Here’s how the plan works: Before the Brumbies and the Waratahs are due to commence battle our villain purchases both teams for an absurdly large figure. The ARU, financially crippled and in desperate need of a cash injection cannot refuse the offer – and so for the first time ever two Super Rugby teams become entirely owned by one person.
Then, minutes before the teams run out our Bond-villainesque protagonist orders them to swap jerseys. The Brumbies players will now become Waratahs and the ‘Tahs will don the Brumbies’ strip.

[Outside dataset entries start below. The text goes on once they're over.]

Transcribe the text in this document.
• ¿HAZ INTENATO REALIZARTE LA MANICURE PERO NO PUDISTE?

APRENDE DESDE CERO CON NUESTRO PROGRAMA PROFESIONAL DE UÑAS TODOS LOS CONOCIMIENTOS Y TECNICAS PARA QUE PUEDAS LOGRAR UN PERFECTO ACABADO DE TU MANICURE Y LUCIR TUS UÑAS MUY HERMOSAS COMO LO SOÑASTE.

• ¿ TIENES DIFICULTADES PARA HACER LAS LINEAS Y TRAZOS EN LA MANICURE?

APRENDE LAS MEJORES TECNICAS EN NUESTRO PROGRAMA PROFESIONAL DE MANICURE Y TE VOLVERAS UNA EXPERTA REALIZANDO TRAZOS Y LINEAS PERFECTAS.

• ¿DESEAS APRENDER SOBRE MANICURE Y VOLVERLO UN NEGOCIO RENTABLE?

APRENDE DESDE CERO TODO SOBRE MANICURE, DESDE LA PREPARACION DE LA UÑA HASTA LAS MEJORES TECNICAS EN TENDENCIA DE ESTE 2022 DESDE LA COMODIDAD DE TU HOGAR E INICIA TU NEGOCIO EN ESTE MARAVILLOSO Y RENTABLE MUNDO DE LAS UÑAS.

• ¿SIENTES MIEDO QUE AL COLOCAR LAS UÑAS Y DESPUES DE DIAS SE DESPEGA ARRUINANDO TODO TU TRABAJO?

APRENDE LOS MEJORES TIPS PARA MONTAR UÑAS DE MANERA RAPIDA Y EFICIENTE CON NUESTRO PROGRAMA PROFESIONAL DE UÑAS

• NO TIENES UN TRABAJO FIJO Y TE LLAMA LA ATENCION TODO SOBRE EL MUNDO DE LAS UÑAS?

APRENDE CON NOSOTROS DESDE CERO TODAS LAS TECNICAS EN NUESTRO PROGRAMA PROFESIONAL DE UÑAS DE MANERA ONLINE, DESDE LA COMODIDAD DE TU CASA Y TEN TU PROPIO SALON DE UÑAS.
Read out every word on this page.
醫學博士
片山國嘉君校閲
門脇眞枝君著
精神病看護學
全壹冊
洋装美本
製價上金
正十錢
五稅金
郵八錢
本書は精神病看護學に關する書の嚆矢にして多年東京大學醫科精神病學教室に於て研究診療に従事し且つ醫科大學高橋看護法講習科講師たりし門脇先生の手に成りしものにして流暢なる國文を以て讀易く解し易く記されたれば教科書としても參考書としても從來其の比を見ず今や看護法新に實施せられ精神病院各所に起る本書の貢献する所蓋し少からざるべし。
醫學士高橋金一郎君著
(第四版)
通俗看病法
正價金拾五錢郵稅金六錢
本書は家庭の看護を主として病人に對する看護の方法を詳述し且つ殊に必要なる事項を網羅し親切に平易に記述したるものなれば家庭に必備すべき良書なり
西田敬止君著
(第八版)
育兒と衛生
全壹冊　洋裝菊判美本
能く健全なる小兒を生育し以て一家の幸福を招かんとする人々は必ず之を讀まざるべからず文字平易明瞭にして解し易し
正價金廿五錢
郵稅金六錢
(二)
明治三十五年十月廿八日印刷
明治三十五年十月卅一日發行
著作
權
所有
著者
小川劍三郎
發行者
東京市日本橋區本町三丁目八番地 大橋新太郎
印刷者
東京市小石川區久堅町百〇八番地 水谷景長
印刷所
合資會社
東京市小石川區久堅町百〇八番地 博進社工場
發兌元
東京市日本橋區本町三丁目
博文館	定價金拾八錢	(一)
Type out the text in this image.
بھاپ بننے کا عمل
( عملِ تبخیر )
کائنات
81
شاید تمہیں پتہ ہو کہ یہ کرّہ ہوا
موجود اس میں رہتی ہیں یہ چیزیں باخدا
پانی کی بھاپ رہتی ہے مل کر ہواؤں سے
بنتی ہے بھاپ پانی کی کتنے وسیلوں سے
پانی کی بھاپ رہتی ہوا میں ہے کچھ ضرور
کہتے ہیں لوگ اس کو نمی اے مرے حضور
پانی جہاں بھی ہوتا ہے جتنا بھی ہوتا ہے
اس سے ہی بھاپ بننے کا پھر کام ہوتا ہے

As the players run out to a packed Canberra Stadium (this is my fantasy and the stadium is bursting like it’s 2004 dammit!) there is silence. Inside the minds of committed rugby men a war of cognitive dissonance begins to rage. Entire human systems shut down as rugby men throughout the stadium begin frothing, collapsing and convulsing. All the while our villain’s megalomaniacal laughter echoes through the stadium speakers.
This is all just a recurring dream I tend to have during ‘Tah week, my Jungian analyst told me it was born from my “dark side”… so I shot him.
But while I know nothing about analysing dreams I do know a little about Waratah week. And though I’ve been guilty of poking fun at the antics that rugby fanaticism often draws from grown men, if ever there is a time to embrace our inner rugby man and ready for some primal craziness, it’s during ‘Tah week.
All the ingredients are in order. We’ve got Wallabies squaring up against Wallabies – with the prize fight being Pocock vs Hooper. We’ve got a top of the conference battle and a season-defining match up for grabs, and we’ve got world class coaches with tremendous vested interest in the outcome.
Add to this combustable cauldron the fact that the Brumbies were soundly beaten by the Waratahs a couple of months ago, and that this is the first time the ‘Tahs will play in Canberra as defending champions. Deepening the drama are the homophobic slurs that blighted the last match. Cue the drums of war, this is going to be epic!
As one of my former teammates said this week: “I have been surprised at the irrational hatred that has come over me in the last couple of days. Probably the first time I wish I was playing since I have retired.”
I couldn’t possibly agree more strongly.